Ever since I wrote my last column about defeating the Maves number, I've been reading about numbers in some form or other in the newspapers.

It started with the unsettling revelation that apes can count. Well, only up to nine actually, about the level that some of my students perform at on a Monday morning. The apes counted by touching bananas on a computer screen, so how that works in the jungle I'm not sure. It'd be interesting to know if Jane Goodall has ever seen the lead chimp count the bananas before sharing them around. At any rate, limiting the count to nine seems reasonable to me, because how many bananas can a person eat in one sitting.

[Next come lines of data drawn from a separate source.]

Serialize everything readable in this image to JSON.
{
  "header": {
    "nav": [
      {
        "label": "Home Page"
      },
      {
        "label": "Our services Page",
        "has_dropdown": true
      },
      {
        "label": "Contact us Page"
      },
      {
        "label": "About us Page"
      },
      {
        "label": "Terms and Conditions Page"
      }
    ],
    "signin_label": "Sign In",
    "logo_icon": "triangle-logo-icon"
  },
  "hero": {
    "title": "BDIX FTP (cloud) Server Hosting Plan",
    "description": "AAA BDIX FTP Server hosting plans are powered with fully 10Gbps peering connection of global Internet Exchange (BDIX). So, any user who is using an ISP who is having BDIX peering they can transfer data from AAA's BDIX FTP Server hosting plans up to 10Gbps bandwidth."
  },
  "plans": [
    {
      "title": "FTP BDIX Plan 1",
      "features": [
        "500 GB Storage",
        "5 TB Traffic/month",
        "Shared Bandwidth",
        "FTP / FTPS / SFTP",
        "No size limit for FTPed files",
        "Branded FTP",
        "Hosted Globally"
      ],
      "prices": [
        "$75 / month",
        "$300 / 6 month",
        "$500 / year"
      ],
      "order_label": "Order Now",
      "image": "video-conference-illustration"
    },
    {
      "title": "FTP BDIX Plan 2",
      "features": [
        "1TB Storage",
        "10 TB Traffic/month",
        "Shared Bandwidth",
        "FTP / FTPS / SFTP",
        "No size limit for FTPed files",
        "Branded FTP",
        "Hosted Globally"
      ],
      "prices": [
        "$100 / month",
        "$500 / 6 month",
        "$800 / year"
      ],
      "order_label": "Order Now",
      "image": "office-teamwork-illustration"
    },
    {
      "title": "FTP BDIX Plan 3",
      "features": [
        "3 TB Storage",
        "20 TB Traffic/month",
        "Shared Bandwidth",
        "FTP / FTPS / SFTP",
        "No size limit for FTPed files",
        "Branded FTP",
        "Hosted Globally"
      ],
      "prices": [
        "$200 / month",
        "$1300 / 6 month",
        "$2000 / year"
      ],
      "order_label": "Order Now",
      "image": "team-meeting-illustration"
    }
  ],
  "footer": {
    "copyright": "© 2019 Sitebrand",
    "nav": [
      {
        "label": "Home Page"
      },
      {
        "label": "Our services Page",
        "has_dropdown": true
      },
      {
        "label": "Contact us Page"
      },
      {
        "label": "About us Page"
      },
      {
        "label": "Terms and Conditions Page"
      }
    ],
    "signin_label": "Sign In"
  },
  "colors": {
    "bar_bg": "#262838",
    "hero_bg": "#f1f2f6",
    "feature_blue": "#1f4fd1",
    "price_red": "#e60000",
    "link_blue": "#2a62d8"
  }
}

The real interesting question is though, how come we sapient apes can do so much more, like, say, calculating a 15% tip. What evolutionary goal is served by the ability to tip waiters correctly? It's not like you're going to get killed if you're wrong, so that only good- tipping genes may survive. Some other incentive must have gotten us started toward Einsteinian math.

The other day I got my answer to that question from the Cape Town Sunday Times: our math skills come from tracking animals or "reading spoor" as we old Africa-hands call it. An Afrikaner by the name of Louis Liebenberg spent 11 years with the natives of the Kalahari to learn their tracking skills. He got to be so good that in the end he could even distinguish the spoor of the honey badger which we all know is very rare, even in the Kalahari. Liebenberg became convinced that the skill developed in tracking, led us eventually to the theory of general relativity. I have always suspected that, but at the University you keep such thoughts to yourself, if you want tenure.

No sooner had I read that article than I came across another one telling me that birds know mathematics too! It turns out that when birds wheel and swoop together as a flock, they're just following the laws of fluid dynamics. Mind you, that isn't necessarily good. At the end of a busy day when they come home tired, they still have to fly around for an hour or so, because the laws tell them to. And here is where evolution really improved things, because we humans don't waste our time that way. We just have a drink and watch TV.

Anyway, all this reading gave me a new insight into why human beings are so good with numbers. I plan to study this for a couple of years and tell you more in the new millennium. That is, if my laptop still works after Jan.1, 2000.